Another major focus of The Clash of the Cultures is captured by its subtitle, Investment vs. Speculation. Bogle defines these two terms as, respectively, forecasting an asset’s yield over its full life and forecasting the psychology of the market. He sees a place for speculation in a healthy capital market but argues that the balance has shifted too far away from investment. For example, he contends that the exchange-traded fund (ETF) is a sound concept but thinks the financial industry has gone overboard by offering variants that dangle the lure of a quick buck. Some of these innovations have turned out to have severe design flaws. For instance, one ETF designed to triple the return of its associated index worked well enough on a daily basis but not over longer periods. Over the most recent five years, it returned –25%, versus 10.5% for the S&P 500 Index. Early in 2012, an ETF designed to magnify volatility surged when the sponsor stopped creating new units, then plunged 50% over two days in a sideways market.

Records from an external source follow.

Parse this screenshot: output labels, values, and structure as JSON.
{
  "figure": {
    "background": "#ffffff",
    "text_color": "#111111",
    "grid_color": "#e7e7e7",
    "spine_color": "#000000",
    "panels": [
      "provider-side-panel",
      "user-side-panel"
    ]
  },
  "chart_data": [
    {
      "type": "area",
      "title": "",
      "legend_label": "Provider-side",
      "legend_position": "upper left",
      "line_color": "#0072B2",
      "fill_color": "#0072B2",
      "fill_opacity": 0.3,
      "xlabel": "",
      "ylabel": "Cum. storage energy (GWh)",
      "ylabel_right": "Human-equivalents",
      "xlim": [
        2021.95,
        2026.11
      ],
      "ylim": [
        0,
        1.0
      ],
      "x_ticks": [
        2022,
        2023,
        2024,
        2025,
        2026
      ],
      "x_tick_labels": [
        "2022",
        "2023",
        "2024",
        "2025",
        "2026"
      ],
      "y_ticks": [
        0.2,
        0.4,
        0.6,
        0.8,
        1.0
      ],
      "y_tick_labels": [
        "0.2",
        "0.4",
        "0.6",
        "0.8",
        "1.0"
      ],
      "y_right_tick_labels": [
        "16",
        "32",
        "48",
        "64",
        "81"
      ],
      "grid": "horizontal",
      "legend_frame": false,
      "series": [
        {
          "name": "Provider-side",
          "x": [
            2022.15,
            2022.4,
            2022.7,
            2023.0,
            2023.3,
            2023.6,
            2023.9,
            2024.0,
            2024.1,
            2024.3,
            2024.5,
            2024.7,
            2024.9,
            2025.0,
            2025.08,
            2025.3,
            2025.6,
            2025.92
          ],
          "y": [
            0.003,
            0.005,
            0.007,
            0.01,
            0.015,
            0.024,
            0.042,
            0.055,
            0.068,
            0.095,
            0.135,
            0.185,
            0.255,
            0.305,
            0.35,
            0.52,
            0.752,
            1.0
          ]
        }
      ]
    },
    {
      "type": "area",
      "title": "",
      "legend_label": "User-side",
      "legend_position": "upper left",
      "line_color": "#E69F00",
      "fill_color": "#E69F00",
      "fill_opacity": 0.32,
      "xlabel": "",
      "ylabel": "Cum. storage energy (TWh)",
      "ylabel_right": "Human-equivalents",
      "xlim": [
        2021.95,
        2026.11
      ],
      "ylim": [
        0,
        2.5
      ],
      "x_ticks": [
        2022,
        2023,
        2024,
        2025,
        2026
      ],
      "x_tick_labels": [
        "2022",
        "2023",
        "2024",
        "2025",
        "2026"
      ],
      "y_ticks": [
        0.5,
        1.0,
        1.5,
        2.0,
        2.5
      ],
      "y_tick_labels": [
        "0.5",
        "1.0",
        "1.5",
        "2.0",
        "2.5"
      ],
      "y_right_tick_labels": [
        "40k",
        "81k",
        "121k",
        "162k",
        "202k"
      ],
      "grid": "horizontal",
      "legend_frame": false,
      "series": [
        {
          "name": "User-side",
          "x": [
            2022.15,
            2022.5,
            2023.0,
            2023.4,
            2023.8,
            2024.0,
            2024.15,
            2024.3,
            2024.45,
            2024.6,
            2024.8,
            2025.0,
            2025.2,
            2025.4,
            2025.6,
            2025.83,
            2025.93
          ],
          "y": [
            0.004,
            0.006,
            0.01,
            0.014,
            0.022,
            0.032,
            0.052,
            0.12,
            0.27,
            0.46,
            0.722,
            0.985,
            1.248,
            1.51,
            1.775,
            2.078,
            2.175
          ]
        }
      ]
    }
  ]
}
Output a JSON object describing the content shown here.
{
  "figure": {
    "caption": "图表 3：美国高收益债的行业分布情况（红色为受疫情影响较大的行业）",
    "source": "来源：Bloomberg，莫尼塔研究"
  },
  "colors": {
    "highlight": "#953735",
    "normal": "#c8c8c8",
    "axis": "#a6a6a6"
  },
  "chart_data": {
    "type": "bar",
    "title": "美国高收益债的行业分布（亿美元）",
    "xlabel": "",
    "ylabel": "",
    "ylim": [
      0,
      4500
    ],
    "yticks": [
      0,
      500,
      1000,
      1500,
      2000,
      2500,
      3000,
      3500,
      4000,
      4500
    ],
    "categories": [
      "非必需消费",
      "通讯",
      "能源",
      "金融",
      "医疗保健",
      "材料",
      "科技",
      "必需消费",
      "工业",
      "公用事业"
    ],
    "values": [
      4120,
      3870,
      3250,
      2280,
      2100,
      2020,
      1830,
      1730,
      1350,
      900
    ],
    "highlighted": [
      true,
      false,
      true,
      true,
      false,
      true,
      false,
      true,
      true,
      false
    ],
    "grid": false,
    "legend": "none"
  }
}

Bogle has been diligent in his research, leaving only minor imperfections in the finished text. He dutifully credits the originators of the aphorisms he sprinkles throughout the book, yet in one case he neglects to identify Hillel as the source. Along with countless other authors, Bogle maintains that John Maynard Keynes said, “When conditions change, I change my mind. What do you do?” There is but thin evidence that the eminent economist ever uttered those words, and it is apparently owing to another eminent economist, Paul Samuelson, that so many people believe he did.1 Quoting a speech in which Benjamin Graham alluded to the expulsion from Eden, Bogle mentions “Graham’s reference to Original Sin.” Original Sin is a uniquely Christian doctrine derived from events recounted in the book of Genesis and so presumably was not the intent of the Jewish Graham’s allusion. In the same passage, Bogle refers to the “New York Society of Financial [read Security] Analysts.”
These mini-flaws in no way undercut the contribution of The Clash of the Cultures. Bogle brings invaluable historical perspective to current issues ranging from high-frequency trading to the looming crisis in the U.S. retirement system to the use of mutual fund investors’ money to promote the growth of assets under management. (“There is no evidence whatsoever,” he writes, “that advertising benefits fund investors by bringing in an amount of new assets adequate to create economies of scale that offset the amount spent. On the other hand, there is considerable evidence that building assets above a certain size impinges on the manager’s ability to create superior performance.”) Every thoughtful investor can benefit from John Bogle’s wisdom, served up with refreshing modesty by a giant in a field notorious for outsized egos.